Zhang Yifei, Doyle Thomas
Department of Electrical and Computer Engineering, McMaster University, Hamilton, ON, Canada.
School of Biomedical Engineering, McMaster University, Hamilton, ON, Canada.
Front Robot AI. 2023 Oct 9;10:1233328. doi: 10.3389/frobt.2023.1233328. eCollection 2023.
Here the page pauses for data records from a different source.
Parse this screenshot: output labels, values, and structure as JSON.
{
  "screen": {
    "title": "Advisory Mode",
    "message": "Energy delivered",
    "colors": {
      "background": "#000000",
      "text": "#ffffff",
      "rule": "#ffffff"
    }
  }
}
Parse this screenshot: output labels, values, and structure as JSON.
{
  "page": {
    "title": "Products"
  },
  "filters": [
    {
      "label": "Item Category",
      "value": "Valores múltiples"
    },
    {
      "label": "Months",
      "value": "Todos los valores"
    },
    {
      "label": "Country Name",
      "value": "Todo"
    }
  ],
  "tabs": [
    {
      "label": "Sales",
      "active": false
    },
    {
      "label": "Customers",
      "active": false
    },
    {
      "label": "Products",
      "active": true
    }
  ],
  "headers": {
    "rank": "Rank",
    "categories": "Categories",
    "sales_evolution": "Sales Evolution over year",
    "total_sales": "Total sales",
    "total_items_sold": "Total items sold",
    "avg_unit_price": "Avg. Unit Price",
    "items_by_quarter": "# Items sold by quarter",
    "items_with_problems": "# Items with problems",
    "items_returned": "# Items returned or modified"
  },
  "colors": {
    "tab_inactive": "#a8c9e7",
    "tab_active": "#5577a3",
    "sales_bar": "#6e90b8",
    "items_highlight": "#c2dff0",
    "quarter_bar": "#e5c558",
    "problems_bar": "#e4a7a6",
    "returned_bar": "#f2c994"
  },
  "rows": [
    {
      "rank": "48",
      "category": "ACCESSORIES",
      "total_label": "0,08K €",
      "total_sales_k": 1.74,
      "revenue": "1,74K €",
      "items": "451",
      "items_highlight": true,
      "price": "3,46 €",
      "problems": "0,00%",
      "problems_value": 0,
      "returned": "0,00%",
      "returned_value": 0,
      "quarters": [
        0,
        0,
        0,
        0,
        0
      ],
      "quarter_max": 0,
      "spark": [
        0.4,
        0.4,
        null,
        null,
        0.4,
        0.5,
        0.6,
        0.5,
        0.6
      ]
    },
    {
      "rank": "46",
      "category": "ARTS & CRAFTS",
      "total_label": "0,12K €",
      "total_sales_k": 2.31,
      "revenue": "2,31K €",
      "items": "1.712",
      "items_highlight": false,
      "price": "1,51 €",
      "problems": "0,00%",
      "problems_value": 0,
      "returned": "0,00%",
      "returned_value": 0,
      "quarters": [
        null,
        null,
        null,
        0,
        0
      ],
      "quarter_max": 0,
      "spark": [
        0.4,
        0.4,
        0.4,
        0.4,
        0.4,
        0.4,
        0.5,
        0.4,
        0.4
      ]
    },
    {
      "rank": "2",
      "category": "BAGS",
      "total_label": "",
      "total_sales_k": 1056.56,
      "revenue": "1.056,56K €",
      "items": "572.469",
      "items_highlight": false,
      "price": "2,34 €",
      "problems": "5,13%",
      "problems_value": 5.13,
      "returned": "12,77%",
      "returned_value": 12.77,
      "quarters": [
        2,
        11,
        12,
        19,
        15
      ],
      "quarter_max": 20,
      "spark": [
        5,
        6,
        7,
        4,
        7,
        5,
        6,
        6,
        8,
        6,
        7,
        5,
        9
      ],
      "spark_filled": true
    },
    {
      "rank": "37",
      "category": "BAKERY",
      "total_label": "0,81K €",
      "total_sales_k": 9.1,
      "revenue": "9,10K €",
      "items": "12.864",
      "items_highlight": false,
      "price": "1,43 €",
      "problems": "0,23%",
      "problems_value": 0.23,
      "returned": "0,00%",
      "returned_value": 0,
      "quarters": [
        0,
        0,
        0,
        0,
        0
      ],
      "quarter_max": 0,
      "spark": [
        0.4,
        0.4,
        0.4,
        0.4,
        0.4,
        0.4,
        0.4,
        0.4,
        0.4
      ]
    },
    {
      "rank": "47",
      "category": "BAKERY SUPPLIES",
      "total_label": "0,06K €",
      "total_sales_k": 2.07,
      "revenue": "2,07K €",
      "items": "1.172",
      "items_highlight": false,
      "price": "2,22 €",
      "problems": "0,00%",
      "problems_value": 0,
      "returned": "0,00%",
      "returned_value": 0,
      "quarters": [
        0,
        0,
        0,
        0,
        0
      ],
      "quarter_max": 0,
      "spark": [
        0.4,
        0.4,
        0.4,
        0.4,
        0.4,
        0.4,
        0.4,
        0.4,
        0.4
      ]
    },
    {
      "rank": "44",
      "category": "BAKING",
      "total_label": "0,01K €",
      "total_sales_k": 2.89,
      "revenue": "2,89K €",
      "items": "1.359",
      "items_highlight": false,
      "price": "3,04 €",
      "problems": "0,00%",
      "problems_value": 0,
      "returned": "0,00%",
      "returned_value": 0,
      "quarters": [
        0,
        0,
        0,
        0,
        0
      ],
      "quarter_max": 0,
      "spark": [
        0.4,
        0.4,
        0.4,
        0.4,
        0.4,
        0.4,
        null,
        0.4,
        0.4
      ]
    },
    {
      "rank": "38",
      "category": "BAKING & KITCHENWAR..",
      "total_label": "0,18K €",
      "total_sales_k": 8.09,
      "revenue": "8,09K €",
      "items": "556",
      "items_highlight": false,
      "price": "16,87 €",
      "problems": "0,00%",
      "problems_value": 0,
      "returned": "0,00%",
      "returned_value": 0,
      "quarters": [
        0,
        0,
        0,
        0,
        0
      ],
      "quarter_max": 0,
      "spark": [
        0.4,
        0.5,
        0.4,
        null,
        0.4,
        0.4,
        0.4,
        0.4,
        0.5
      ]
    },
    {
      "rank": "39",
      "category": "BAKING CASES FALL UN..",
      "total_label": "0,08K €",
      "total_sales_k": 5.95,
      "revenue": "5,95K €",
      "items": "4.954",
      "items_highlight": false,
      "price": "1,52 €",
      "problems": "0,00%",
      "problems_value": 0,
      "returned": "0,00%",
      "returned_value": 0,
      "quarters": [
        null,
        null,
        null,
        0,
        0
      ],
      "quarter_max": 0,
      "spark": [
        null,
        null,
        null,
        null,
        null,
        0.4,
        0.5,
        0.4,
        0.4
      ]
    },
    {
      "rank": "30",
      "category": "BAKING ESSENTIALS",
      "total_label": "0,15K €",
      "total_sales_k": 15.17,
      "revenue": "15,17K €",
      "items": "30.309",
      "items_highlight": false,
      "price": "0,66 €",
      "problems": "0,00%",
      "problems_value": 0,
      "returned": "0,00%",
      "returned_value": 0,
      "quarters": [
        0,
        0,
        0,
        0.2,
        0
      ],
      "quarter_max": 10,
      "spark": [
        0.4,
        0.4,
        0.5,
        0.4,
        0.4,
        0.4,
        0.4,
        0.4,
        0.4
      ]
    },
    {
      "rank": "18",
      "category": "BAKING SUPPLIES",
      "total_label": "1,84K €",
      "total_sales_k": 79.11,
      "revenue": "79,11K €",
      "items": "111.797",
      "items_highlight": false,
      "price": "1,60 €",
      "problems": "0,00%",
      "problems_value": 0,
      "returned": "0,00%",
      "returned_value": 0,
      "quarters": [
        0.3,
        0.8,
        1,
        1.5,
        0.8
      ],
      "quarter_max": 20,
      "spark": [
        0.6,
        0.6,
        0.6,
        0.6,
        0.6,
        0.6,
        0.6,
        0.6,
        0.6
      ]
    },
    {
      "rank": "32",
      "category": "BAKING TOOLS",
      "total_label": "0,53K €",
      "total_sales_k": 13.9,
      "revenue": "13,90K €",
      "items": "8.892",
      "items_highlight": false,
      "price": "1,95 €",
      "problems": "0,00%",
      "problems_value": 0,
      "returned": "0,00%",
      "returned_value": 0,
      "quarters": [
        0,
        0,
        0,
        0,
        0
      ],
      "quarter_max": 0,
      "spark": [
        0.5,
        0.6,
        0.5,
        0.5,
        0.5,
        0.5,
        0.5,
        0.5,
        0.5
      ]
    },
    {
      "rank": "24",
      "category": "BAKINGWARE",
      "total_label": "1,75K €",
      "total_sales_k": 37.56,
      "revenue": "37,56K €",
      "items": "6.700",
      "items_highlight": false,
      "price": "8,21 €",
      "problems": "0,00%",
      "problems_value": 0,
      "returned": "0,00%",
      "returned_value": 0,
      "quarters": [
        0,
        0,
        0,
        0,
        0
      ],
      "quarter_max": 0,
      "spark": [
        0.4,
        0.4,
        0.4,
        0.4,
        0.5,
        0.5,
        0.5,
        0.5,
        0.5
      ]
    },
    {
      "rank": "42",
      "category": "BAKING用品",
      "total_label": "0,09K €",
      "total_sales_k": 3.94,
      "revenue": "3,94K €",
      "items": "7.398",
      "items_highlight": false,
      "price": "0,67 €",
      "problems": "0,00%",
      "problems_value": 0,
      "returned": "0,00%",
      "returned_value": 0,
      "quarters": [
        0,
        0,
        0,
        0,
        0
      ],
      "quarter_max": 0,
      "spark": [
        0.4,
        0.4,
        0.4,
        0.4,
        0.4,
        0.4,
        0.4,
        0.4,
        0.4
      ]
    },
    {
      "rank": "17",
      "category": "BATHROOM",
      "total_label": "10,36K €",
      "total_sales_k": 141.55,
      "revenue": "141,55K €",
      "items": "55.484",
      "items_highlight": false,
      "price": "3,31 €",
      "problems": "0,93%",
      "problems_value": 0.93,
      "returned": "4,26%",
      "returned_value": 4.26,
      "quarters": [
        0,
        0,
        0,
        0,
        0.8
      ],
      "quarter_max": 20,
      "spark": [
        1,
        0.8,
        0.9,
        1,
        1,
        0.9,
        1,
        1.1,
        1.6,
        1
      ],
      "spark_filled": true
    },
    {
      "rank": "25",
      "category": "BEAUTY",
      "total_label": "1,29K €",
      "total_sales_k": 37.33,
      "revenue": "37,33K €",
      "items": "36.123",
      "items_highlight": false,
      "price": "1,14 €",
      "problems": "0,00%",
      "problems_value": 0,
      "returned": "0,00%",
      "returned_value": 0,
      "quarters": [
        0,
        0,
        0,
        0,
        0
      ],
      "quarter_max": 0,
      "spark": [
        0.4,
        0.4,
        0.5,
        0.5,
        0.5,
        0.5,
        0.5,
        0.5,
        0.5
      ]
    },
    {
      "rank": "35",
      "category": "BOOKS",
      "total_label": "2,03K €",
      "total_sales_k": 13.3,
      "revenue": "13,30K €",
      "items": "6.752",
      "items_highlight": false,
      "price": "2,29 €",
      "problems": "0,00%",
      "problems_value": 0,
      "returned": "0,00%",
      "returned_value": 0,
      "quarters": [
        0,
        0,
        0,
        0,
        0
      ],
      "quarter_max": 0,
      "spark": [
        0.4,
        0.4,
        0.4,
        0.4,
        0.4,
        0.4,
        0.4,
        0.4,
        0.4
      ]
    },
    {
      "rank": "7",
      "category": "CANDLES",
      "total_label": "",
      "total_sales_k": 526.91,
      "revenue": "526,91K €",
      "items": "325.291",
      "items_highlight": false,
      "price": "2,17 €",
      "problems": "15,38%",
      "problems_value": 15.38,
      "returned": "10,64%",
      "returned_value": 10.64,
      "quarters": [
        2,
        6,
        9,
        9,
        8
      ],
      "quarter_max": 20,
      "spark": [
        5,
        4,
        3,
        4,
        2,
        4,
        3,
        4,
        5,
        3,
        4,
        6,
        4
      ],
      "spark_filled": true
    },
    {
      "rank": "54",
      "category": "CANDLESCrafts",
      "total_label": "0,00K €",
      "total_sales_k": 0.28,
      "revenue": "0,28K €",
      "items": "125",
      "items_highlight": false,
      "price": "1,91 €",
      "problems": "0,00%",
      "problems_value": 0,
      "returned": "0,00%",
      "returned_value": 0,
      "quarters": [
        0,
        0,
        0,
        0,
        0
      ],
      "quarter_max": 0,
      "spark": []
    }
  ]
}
The increasing adoption of robot systems in industrial settings and teaming with humans have led to a growing interest in human-robot interaction (HRI) research. While many robots use sensors to avoid harming humans, they cannot elaborate on human actions or intentions, making them passive reactors rather than interactive collaborators. Intention-based systems can determine human motives and predict future movements, but their closer interaction with humans raises concerns about trust. This scoping review provides an overview of sensors, algorithms, and examines the trust aspect of intention-based systems in HRI scenarios. We searched MEDLINE, Embase, and IEEE Xplore databases to identify studies related to the forementioned topics of intention-based systems in HRI. Results from each study were summarized and categorized according to different intention types, representing various designs. The literature shows a range of sensors and algorithms used to identify intentions, each with their own advantages and disadvantages in different scenarios. However, trust of intention-based systems is not well studied. Although some research in AI and robotics can be applied to intention-based systems, their unique characteristics warrant further study to maximize collaboration performance. This review highlights the need for more research on the trust aspects of intention-based systems to better understand and optimize their role in human-robot interactions, at the same time establishes a foundation for future research in sensor and algorithm designs for intention-based systems.
机器人系统在工业环境中的日益普及以及与人类的协作,引发了人们对人机交互(HRI)研究的兴趣日益浓厚。虽然许多机器人使用传感器来避免伤害人类,但它们无法详细说明人类的行为或意图,这使得它们成为被动的反应者而非交互式合作者。基于意图的系统可以确定人类的动机并预测未来的动作,但其与人类更紧密的交互引发了对信任的担忧。本综述概述了传感器、算法,并探讨了基于意图的系统在人机交互场景中的信任问题。我们检索了MEDLINE、Embase和IEEE Xplore数据库,以识别与基于意图的系统在人机交互中的上述主题相关的研究。根据不同的意图类型对每项研究的结果进行了总结和分类,这些意图类型代表了各种设计。文献表明,用于识别意图的传感器和算法多种多样,每种在不同场景中都有其自身的优缺点。然而,对基于意图的系统的信任研究不足。尽管人工智能和机器人技术的一些研究可以应用于基于意图的系统,但其独特的特性仍需要进一步研究,以最大限度地提高协作性能。本综述强调需要对基于意图的系统的信任方面进行更多研究,以更好地理解和优化它们在人机交互中的作用,同时为基于意图的系统的传感器和算法设计的未来研究奠定基础。